The proposed 22-acre power plant would use battery storage to create renewable energy.
"The energy battery storage takes power off the grid when it's not needed and wasted, and puts it back on when we all need it," Anthony Maselli, vice president of Vistra Energy, said.
The company took questions from community members ranging from how the batteries work, to how they are ensuring the batteries won't contaminate the environment as the company says the Environmental Impact Report, or EIR, has not yet been completed.
"It is literally like a sealed Ziploc pouch, which is in another pouch, which is in a metal container. So the only thing that could happen to a battery or even the facility if the water got high is it would short out; it would blow a fuse like we all have in our house," Maselli said.
One of the biggest questions of the night: will this facility save people money on their electricity bills?
Maselli says it will take time and for more renewable energy to come online.
If this facility gets approved, they could be breaking ground at the site of the vacant former power plant as soon as next year.
The company estimates the site will generate $4.8 million in annual property tax payments to San Luis Obispo County and create new jobs, something Poppy Boutique owner Sophia Tolle hopes will bring in more business to the city.
"More good-paying jobs, good income jobs would help all businesses here to see that kind of project come in is really something really good," Tolle said.
Several people raised concerns about the future of the iconic stacks left behind from the old power plant.
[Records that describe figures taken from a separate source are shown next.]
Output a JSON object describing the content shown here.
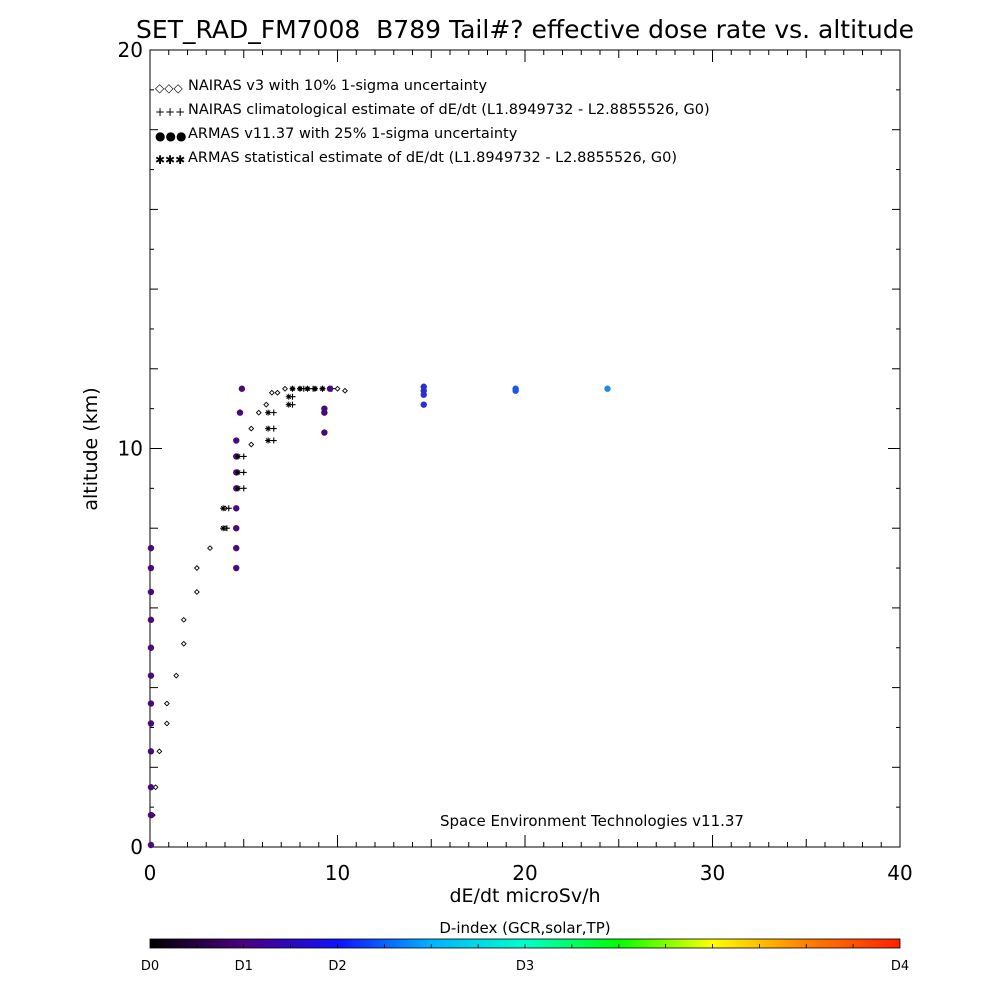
{
  "chart_data": {
    "type": "scatter",
    "title": "SET_RAD_FM7008  B789 Tail#? effective dose rate vs. altitude",
    "xlabel": "dE/dt microSv/h",
    "ylabel": "altitude (km)",
    "xlim": [
      0,
      40
    ],
    "ylim": [
      0,
      20
    ],
    "xticks": [
      0,
      10,
      20,
      30,
      40
    ],
    "yticks": [
      0,
      10,
      20
    ],
    "grid": false,
    "legend_position": "top-left",
    "credit": "Space Environment Technologies v11.37",
    "series": [
      {
        "name": "NAIRAS v3 with 10% 1-sigma uncertainty",
        "marker": "diamond",
        "legend_symbol": "◇◇◇",
        "color": "#000000",
        "points": [
          [
            0.05,
            0.05
          ],
          [
            0.15,
            0.8
          ],
          [
            0.3,
            1.5
          ],
          [
            0.5,
            2.4
          ],
          [
            0.9,
            3.1
          ],
          [
            0.9,
            3.6
          ],
          [
            1.4,
            4.3
          ],
          [
            1.8,
            5.1
          ],
          [
            1.8,
            5.7
          ],
          [
            2.5,
            6.4
          ],
          [
            2.5,
            7.0
          ],
          [
            3.2,
            7.5
          ],
          [
            4.0,
            8.0
          ],
          [
            4.0,
            8.5
          ],
          [
            5.4,
            10.1
          ],
          [
            5.4,
            10.5
          ],
          [
            5.8,
            10.9
          ],
          [
            6.2,
            11.1
          ],
          [
            6.5,
            11.4
          ],
          [
            6.8,
            11.4
          ],
          [
            7.2,
            11.5
          ],
          [
            7.6,
            11.5
          ],
          [
            8.0,
            11.5
          ],
          [
            8.4,
            11.5
          ],
          [
            8.8,
            11.5
          ],
          [
            9.2,
            11.5
          ],
          [
            9.6,
            11.5
          ],
          [
            10.0,
            11.5
          ],
          [
            10.4,
            11.45
          ]
        ]
      },
      {
        "name": "NAIRAS climatological estimate of dE/dt (L1.8949732 - L2.8855526, G0)",
        "marker": "plus",
        "legend_symbol": "+++",
        "color": "#000000",
        "points": [
          [
            4.1,
            8.0
          ],
          [
            4.2,
            8.5
          ],
          [
            5.0,
            9.0
          ],
          [
            5.0,
            9.4
          ],
          [
            5.0,
            9.8
          ],
          [
            6.6,
            10.2
          ],
          [
            6.6,
            10.5
          ],
          [
            6.6,
            10.9
          ],
          [
            7.6,
            11.1
          ],
          [
            7.6,
            11.3
          ],
          [
            8.2,
            11.5
          ],
          [
            8.7,
            11.5
          ],
          [
            9.2,
            11.5
          ],
          [
            9.7,
            11.5
          ]
        ]
      },
      {
        "name": "ARMAS v11.37 with 25% 1-sigma uncertainty",
        "marker": "dot",
        "legend_symbol": "●●●",
        "color": "#1a40d8",
        "points": [
          [
            0.05,
            7.5
          ],
          [
            0.05,
            7.0
          ],
          [
            0.05,
            6.4
          ],
          [
            0.05,
            5.7
          ],
          [
            0.05,
            5.0
          ],
          [
            0.05,
            4.3
          ],
          [
            0.05,
            3.6
          ],
          [
            0.05,
            3.1
          ],
          [
            0.05,
            2.4
          ],
          [
            0.05,
            1.5
          ],
          [
            0.05,
            0.8
          ],
          [
            0.05,
            0.05
          ],
          [
            4.6,
            7.0
          ],
          [
            4.6,
            7.5
          ],
          [
            4.6,
            8.0
          ],
          [
            4.6,
            8.5
          ],
          [
            4.6,
            9.0
          ],
          [
            4.6,
            9.4
          ],
          [
            4.6,
            9.8
          ],
          [
            4.6,
            10.2
          ],
          [
            4.8,
            10.9
          ],
          [
            4.9,
            11.5
          ],
          [
            9.3,
            10.4
          ],
          [
            9.3,
            10.9
          ],
          [
            9.3,
            11.0
          ],
          [
            9.6,
            11.5
          ],
          [
            14.6,
            11.1
          ],
          [
            14.6,
            11.35
          ],
          [
            14.6,
            11.45
          ],
          [
            14.6,
            11.55
          ],
          [
            19.5,
            11.45
          ],
          [
            19.5,
            11.5
          ],
          [
            24.4,
            11.5
          ]
        ]
      },
      {
        "name": "ARMAS statistical estimate of dE/dt (L1.8949732 - L2.8855526, G0)",
        "marker": "asterisk",
        "legend_symbol": "✱✱✱",
        "color": "#000000",
        "points": [
          [
            3.9,
            8.0
          ],
          [
            3.9,
            8.5
          ],
          [
            4.7,
            9.0
          ],
          [
            4.7,
            9.4
          ],
          [
            4.7,
            9.8
          ],
          [
            6.3,
            10.2
          ],
          [
            6.3,
            10.5
          ],
          [
            6.3,
            10.9
          ],
          [
            7.4,
            11.1
          ],
          [
            7.4,
            11.3
          ],
          [
            7.6,
            11.5
          ],
          [
            8.0,
            11.5
          ],
          [
            8.4,
            11.5
          ],
          [
            8.8,
            11.5
          ],
          [
            9.2,
            11.5
          ]
        ]
      }
    ],
    "colorbar": {
      "label": "D-index (GCR,solar,TP)",
      "ticks": [
        "D0",
        "D1",
        "D2",
        "D3",
        "D4"
      ],
      "tick_values": [
        0,
        1,
        2,
        3,
        4
      ],
      "tick_positions": [
        0,
        0.125,
        0.25,
        0.5,
        1.0
      ],
      "colors": [
        "#000000",
        "#4b0082",
        "#1010ff",
        "#00b4ff",
        "#00ffcc",
        "#00ff00",
        "#ffff00",
        "#ff8000",
        "#ff2000"
      ]
    }
  }
}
Vistra says they would rather take them down if they are unusable, however, this issue will go up for public comment at future meetings on this project.
The company says its permit for the project is about to go through a months-long process that will include meetings at the planning commission and eventually the Morro Bay City Council.
They hope to have "the facility online by the end of 2024 when the first unit of the Diablo Canyon nuclear generation station goes offline."